Girl life at Tuskegee is strenuous. Though study and work are constantly to the fore, character is effectively developed with brain and muscle, and the well-earned recreation-hour comes just frequently enough to lend the highest source of pleasure. Though the girl usually comes with a hazy conception of what the days in school will really mean for the ripening of those powers that she earnestly intends to use for the best development of herself, there is always a spirit of learning, that she may be of service to others. That is what counts in the school-days of the average girl in her struggle for more light.
The girl, coming a stranger from her home in the city or country, is lost in a crowd of girls new to dormitory life. New surroundings and new conditions are everywhere. New emotions, new purposes, new resolutions chase one another in her thoughts, and she becomes a stranger to herself only to find her bearings first in her own room. Here Maine and California, far-away Washington and Central America, meet on common ground. Alabama and Georgia alone feel kinship from geographical propinquity.
Beds, one double and one single, chairs, a table, mirror, bookcase, wardrobe, wash-stand, and screen, all manufactured on the grounds, compose the simple furniture of the room. But a few pictures, a strip of carpet before each bed, a bright table-covering, soon give the room the appearance of home, and the untried life has begun. The duty-list assigns to each girl her work, and perhaps the first lessons in order and system will be fairly instituted.
How many and varied are the associations that cluster about the life of the girl in her room, that refuge from a day of discouragement in schoolroom or workshop, and a haven of peace during the quiet hours of the Sabbath! Roommate meets roommate, quick to resent and as quick to forgive—and the petty strife and envy suppressed at birth only serve to discipline them for the coming days.
Up with the rising bell at five, the duties of the room are almost finished when the girl leaves her beds to air while she takes her six o'clock breakfast. Social amenities, the niceties of table-training, and the tricks of speech that betray the sectional birthright, proclaim to the ever-observant table-mates the status of each newcomer, and she rises or falls in estimation just so far as her metal rings true. Thus another element enters into her life, one that will prove a potent force in balancing character; for the frankly expressed criticisms of schoolmates play no small part in the development of students.
If a girl be one of the forty-five waitresses on the eighty-nine tables of the dining-room, she eats her breakfast as the other students march out, then finishes her room-duties and is ready for work at ten minutes of seven wherever she happens to be assigned.
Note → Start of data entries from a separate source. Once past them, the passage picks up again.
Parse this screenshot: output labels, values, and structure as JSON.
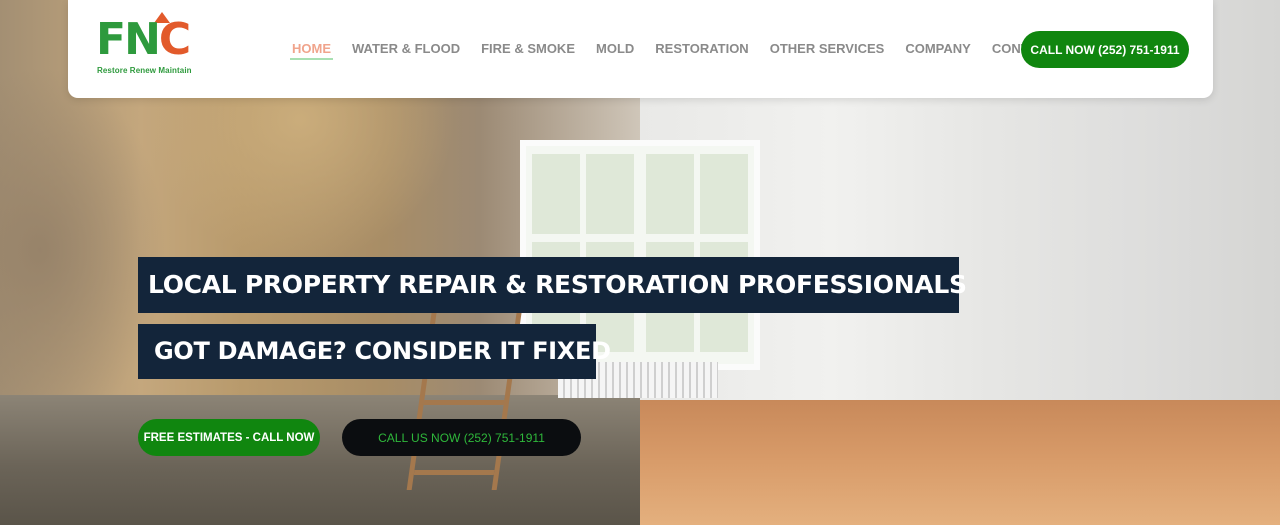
{
  "header": {
    "logo": {
      "letters": [
        "F",
        "N",
        "C"
      ],
      "tagline": "Restore Renew Maintain"
    },
    "nav": [
      {
        "label": "HOME",
        "active": true
      },
      {
        "label": "WATER & FLOOD"
      },
      {
        "label": "FIRE & SMOKE"
      },
      {
        "label": "MOLD"
      },
      {
        "label": "RESTORATION"
      },
      {
        "label": "OTHER SERVICES"
      },
      {
        "label": "COMPANY"
      },
      {
        "label": "CONTACT"
      }
    ],
    "call_button": "CALL NOW (252) 751-1911"
  },
  "hero": {
    "headline": "LOCAL PROPERTY REPAIR & RESTORATION PROFESSIONALS",
    "subheadline": "GOT DAMAGE? CONSIDER IT FIXED",
    "estimate_button": "FREE ESTIMATES - CALL NOW",
    "call_us_button": "CALL US NOW (252) 751-1911"
  },
  "colors": {
    "brand_green": "#10860f",
    "logo_green": "#2e9a3d",
    "logo_orange": "#e25a2b",
    "headline_bg": "#13253a",
    "active_nav": "#f0a48c",
    "nav_text": "#8a8a8a"
  }
}
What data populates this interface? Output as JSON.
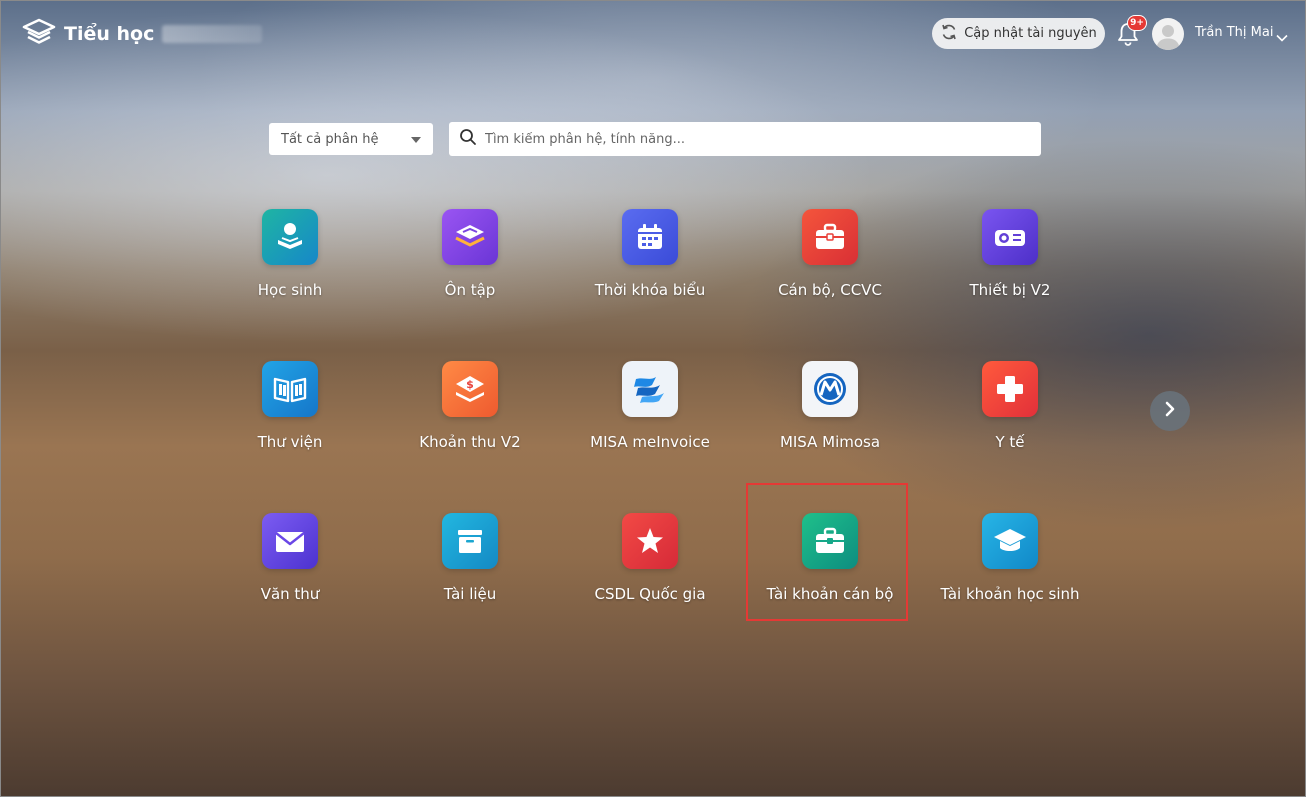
{
  "header": {
    "brand": "Tiểu học",
    "update_label": "Cập nhật tài nguyên",
    "notification_badge": "9+",
    "user_name": "Trần Thị Mai"
  },
  "filters": {
    "module_select": "Tất cả phân hệ",
    "search_placeholder": "Tìm kiếm phân hệ, tính năng..."
  },
  "apps": [
    {
      "label": "Học sinh",
      "icon": "student-icon",
      "color": "#17a2a8"
    },
    {
      "label": "Ôn tập",
      "icon": "review-icon",
      "color": "#7b45e0"
    },
    {
      "label": "Thời khóa biểu",
      "icon": "calendar-icon",
      "color": "#4b5de6"
    },
    {
      "label": "Cán bộ, CCVC",
      "icon": "briefcase-icon",
      "color": "#e8413a"
    },
    {
      "label": "Thiết bị V2",
      "icon": "projector-icon",
      "color": "#6240d6"
    },
    {
      "label": "Thư viện",
      "icon": "library-icon",
      "color": "#1c8fd6"
    },
    {
      "label": "Khoản thu V2",
      "icon": "fee-icon",
      "color": "#f06a3a"
    },
    {
      "label": "MISA meInvoice",
      "icon": "meinvoice-logo",
      "color": "#eef3f9"
    },
    {
      "label": "MISA Mimosa",
      "icon": "mimosa-logo",
      "color": "#f3f5f8"
    },
    {
      "label": "Y tế",
      "icon": "medical-icon",
      "color": "#ee4032"
    },
    {
      "label": "Văn thư",
      "icon": "mail-icon",
      "color": "#6a47e6"
    },
    {
      "label": "Tài liệu",
      "icon": "archive-box-icon",
      "color": "#1aa6d0"
    },
    {
      "label": "CSDL Quốc gia",
      "icon": "star-icon",
      "color": "#e8373d"
    },
    {
      "label": "Tài khoản cán bộ",
      "icon": "staff-account-icon",
      "color": "#16a889"
    },
    {
      "label": "Tài khoản học sinh",
      "icon": "graduation-cap-icon",
      "color": "#1ba3d6"
    }
  ],
  "highlight_color": "#e53935"
}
If she is a dishwasher, she does that work, waits for inspection of the table that she has set, finishes her room-duty, and is admitted into her work division at half past seven.
Gardening and greenhouse work are becoming so attractive through the Nature-Study classes of the Academic Department that there are constant applications for transfers from the sewing divisions to this outside work. Equipped in an overall gingham apron and sunbonnet of the same material, the girl begins her duties, and no prouder girl can be found than she who takes her first basket of early spring vegetables to the Teachers' Home.
If the day is to be spent with the whole agricultural force of girls picking strawberries for the tables of the Boarding Department and the local market, the stage takes the group out to the patch two miles back on the farm—and that is happiness unalloyed for the schoolgirl. When she correlates her outing with her school work on the day following, there is seen nature at first-hand in the class-room.
If other classmates have been working in the Plain-Sewing Division turning out cotton underwear and plain articles of clothing to supply the demand of the Salesroom of the institution, the lesson in English has a natural, practical bearing, arising from the fact that one hour has been spent with the theory class of the workroom studying the warp and woof of the materials used, perhaps the sixth or seventh lesson in a series on cotton, introduced to the class first in its native heath. Correlation comes in wherever it may, and the association of ideas obtained in class-room and workroom is closely joined.